Допустить, что человека признали виновным в двойном убийстве в отсутствие веских доказательств, было невозможно. Присяжным, как правило, трудно бывает доказать вину. Они воспринимают происходящее во время заседаний эмоционально, больше по-человечески, на бытовом уровне. Редко кто из них обладает юридическими познаниями. В этих условиях житейский опыт и здравый смысл являются основным мерилом при принятии решения. Значит, присяжным должно было быть представлено множество прямых и косвенных доказательств с комментариями. Прокурор и защита по-разному могли их объяснять, придавать то или иное значение в зависимости от мастерства, но они должны быть, вокруг них строится судебное разбирательство.
Поэтому слова матери об отсутствии в деле доказательств мы не восприняли всерьёз, и некоторое время на краю стола толстая папка лежала не тронутой.
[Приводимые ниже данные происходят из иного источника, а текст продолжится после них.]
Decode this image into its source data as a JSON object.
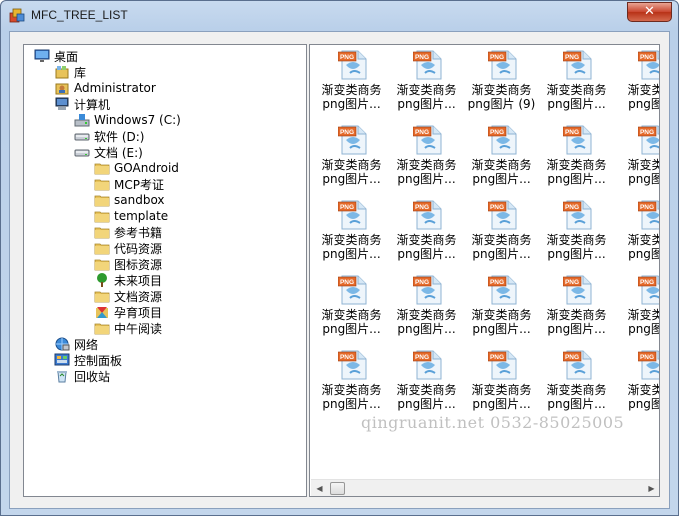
{
  "window": {
    "title": "MFC_TREE_LIST",
    "close_label": "✕"
  },
  "tree": {
    "items": [
      {
        "label": "桌面",
        "icon": "desktop-icon",
        "level": 0
      },
      {
        "label": "库",
        "icon": "library-icon",
        "level": 1
      },
      {
        "label": "Administrator",
        "icon": "user-folder-icon",
        "level": 1
      },
      {
        "label": "计算机",
        "icon": "computer-icon",
        "level": 1
      },
      {
        "label": "Windows7 (C:)",
        "icon": "system-drive-icon",
        "level": 2
      },
      {
        "label": "软件 (D:)",
        "icon": "drive-icon",
        "level": 2
      },
      {
        "label": "文档 (E:)",
        "icon": "drive-icon",
        "level": 2
      },
      {
        "label": "GOAndroid",
        "icon": "folder-icon",
        "level": 3
      },
      {
        "label": "MCP考证",
        "icon": "folder-icon",
        "level": 3
      },
      {
        "label": "sandbox",
        "icon": "folder-icon",
        "level": 3
      },
      {
        "label": "template",
        "icon": "folder-icon",
        "level": 3
      },
      {
        "label": "参考书籍",
        "icon": "folder-icon",
        "level": 3
      },
      {
        "label": "代码资源",
        "icon": "folder-icon",
        "level": 3
      },
      {
        "label": "图标资源",
        "icon": "folder-icon",
        "level": 3
      },
      {
        "label": "未来项目",
        "icon": "tree-folder-icon",
        "level": 3
      },
      {
        "label": "文档资源",
        "icon": "folder-icon",
        "level": 3
      },
      {
        "label": "孕育项目",
        "icon": "colorful-folder-icon",
        "level": 3
      },
      {
        "label": "中午阅读",
        "icon": "folder-icon",
        "level": 3
      },
      {
        "label": "网络",
        "icon": "network-icon",
        "level": 1
      },
      {
        "label": "控制面板",
        "icon": "control-panel-icon",
        "level": 1
      },
      {
        "label": "回收站",
        "icon": "recycle-bin-icon",
        "level": 1
      }
    ]
  },
  "list": {
    "icon_badge": "PNG",
    "rows": [
      [
        {
          "line1": "渐变类商务",
          "line2": "png图片..."
        },
        {
          "line1": "渐变类商务",
          "line2": "png图片..."
        },
        {
          "line1": "渐变类商务",
          "line2": "png图片 (9)"
        },
        {
          "line1": "渐变类商务",
          "line2": "png图片..."
        },
        {
          "line1": "渐变类商",
          "line2": "png图片"
        }
      ],
      [
        {
          "line1": "渐变类商务",
          "line2": "png图片..."
        },
        {
          "line1": "渐变类商务",
          "line2": "png图片..."
        },
        {
          "line1": "渐变类商务",
          "line2": "png图片..."
        },
        {
          "line1": "渐变类商务",
          "line2": "png图片..."
        },
        {
          "line1": "渐变类商",
          "line2": "png图片"
        }
      ],
      [
        {
          "line1": "渐变类商务",
          "line2": "png图片..."
        },
        {
          "line1": "渐变类商务",
          "line2": "png图片..."
        },
        {
          "line1": "渐变类商务",
          "line2": "png图片..."
        },
        {
          "line1": "渐变类商务",
          "line2": "png图片..."
        },
        {
          "line1": "渐变类商",
          "line2": "png图片"
        }
      ],
      [
        {
          "line1": "渐变类商务",
          "line2": "png图片..."
        },
        {
          "line1": "渐变类商务",
          "line2": "png图片..."
        },
        {
          "line1": "渐变类商务",
          "line2": "png图片..."
        },
        {
          "line1": "渐变类商务",
          "line2": "png图片..."
        },
        {
          "line1": "渐变类商",
          "line2": "png图片"
        }
      ],
      [
        {
          "line1": "渐变类商务",
          "line2": "png图片..."
        },
        {
          "line1": "渐变类商务",
          "line2": "png图片..."
        },
        {
          "line1": "渐变类商务",
          "line2": "png图片..."
        },
        {
          "line1": "渐变类商务",
          "line2": "png图片..."
        },
        {
          "line1": "渐变类商",
          "line2": "png图片"
        }
      ]
    ]
  },
  "scrollbar": {
    "left_arrow": "◀",
    "right_arrow": "▶"
  },
  "watermark": "qingruanit.net 0532-85025005"
}
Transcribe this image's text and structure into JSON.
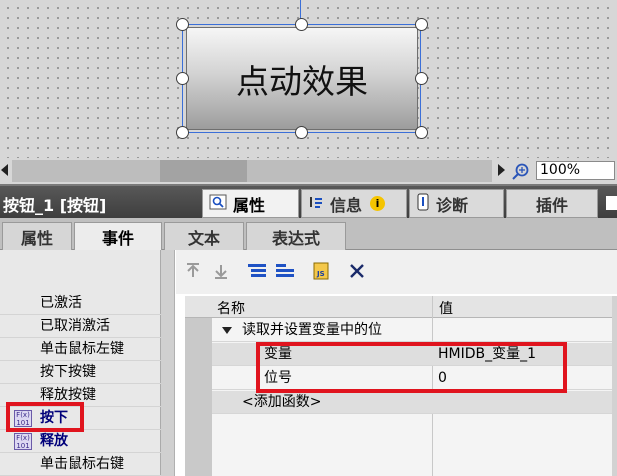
{
  "canvas": {
    "button_text": "点动效果"
  },
  "zoom": {
    "value": "100%"
  },
  "inspector": {
    "title": "按钮_1 [按钮]",
    "tabs": [
      {
        "label": "属性",
        "icon": "properties-icon"
      },
      {
        "label": "信息",
        "icon": "info-icon"
      },
      {
        "label": "诊断",
        "icon": "diagnostics-icon"
      },
      {
        "label": "插件",
        "icon": ""
      }
    ]
  },
  "subtabs": [
    "属性",
    "事件",
    "文本",
    "表达式"
  ],
  "events": [
    {
      "label": "已激活",
      "bold": false
    },
    {
      "label": "已取消激活",
      "bold": false
    },
    {
      "label": "单击鼠标左键",
      "bold": false
    },
    {
      "label": "按下按键",
      "bold": false
    },
    {
      "label": "释放按键",
      "bold": false
    },
    {
      "label": "按下",
      "bold": true
    },
    {
      "label": "释放",
      "bold": true
    },
    {
      "label": "单击鼠标右键",
      "bold": false
    }
  ],
  "table": {
    "headers": {
      "name": "名称",
      "value": "值"
    },
    "function_name": "读取并设置变量中的位",
    "params": [
      {
        "name": "变量",
        "value": "HMIDB_变量_1"
      },
      {
        "name": "位号",
        "value": "0"
      }
    ],
    "add_function": "<添加函数>"
  },
  "colors": {
    "highlight": "#e0141e",
    "selection": "#3b6fd8"
  }
}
Но вот после ознакомления, а потом изучения тех материалов, что оказались внутри неё, следующий наш шаг любому показался бы естественным. Нужно увидеть и услышать этого человека.

В середине апреля 2014 года я приехал в колонию. Напротив меня сел невысокий, рыхлого телосложения мужчина. Близорукий и без очков, он мучился, рассматривая мелкие детали и текст, и от этого глаза воспалились и казались красными.
Правильная взвешенная речь, обстоятельные ответы. Всё же высшее техническое образование. И оно было ощутимо в речи и облике, несмотря на тюремную стрижку и робу с полосой.
Первый разговор – блиц. Вопрос – ответ. Спрашиваю быстро, темы и направления вразброс, внимательно смотрю на реакцию. Ответы логичны и последовательны. Мог ли я спросить нечто такое, на что он ранее не отвечал? Вряд ли. И всё же нужно было составить собственное ощущение от разговора и от человека.
Наконец главный вопрос:
– А почему написал добровольное признание, которое легло в основу обвинения?
И обескураживающий ответ:
– Любой подпишет. Меня привезли в отделение около 5 часов вечера, а подписал я признание около 5 часов утра. Если сначала всё было вежливо и я рассказал в подробностях всё, что знал, то потом начались угрозы и в мой адрес, и в отношении мамы. Её тоже держали здесь до 5 и отпустили, как только я подписал признание. Мы увиделись в коридоре, и я сказал ей, что подписал всё, что им нужно, и теперь её отпустят. Действительно, отпустили около 6 утра без документов и денег. Добирайся из Гатчины до Кингисеппа как знаешь.
Угрожали, кричали, допрашивали втроём, направляли настольную лампу в лицо, говорили – мол, не такие раскалывались, и сами рассказывали мне версии убийства. А потом поставили трубу или лом на два полушкафа, как перекладину, надели наручники за спиной и подвесили на этот лом. Когда на голове в таком положении оказался полиэтиленовый пакет, то дубинкой не нужно было бить по почкам, достаточно было только прикоснуться. Вот я всё и подписал. Адвокат был бесплатный. Сначала я вообще подумал, что это уборщица. В общем, адвокат был, но отворачивался.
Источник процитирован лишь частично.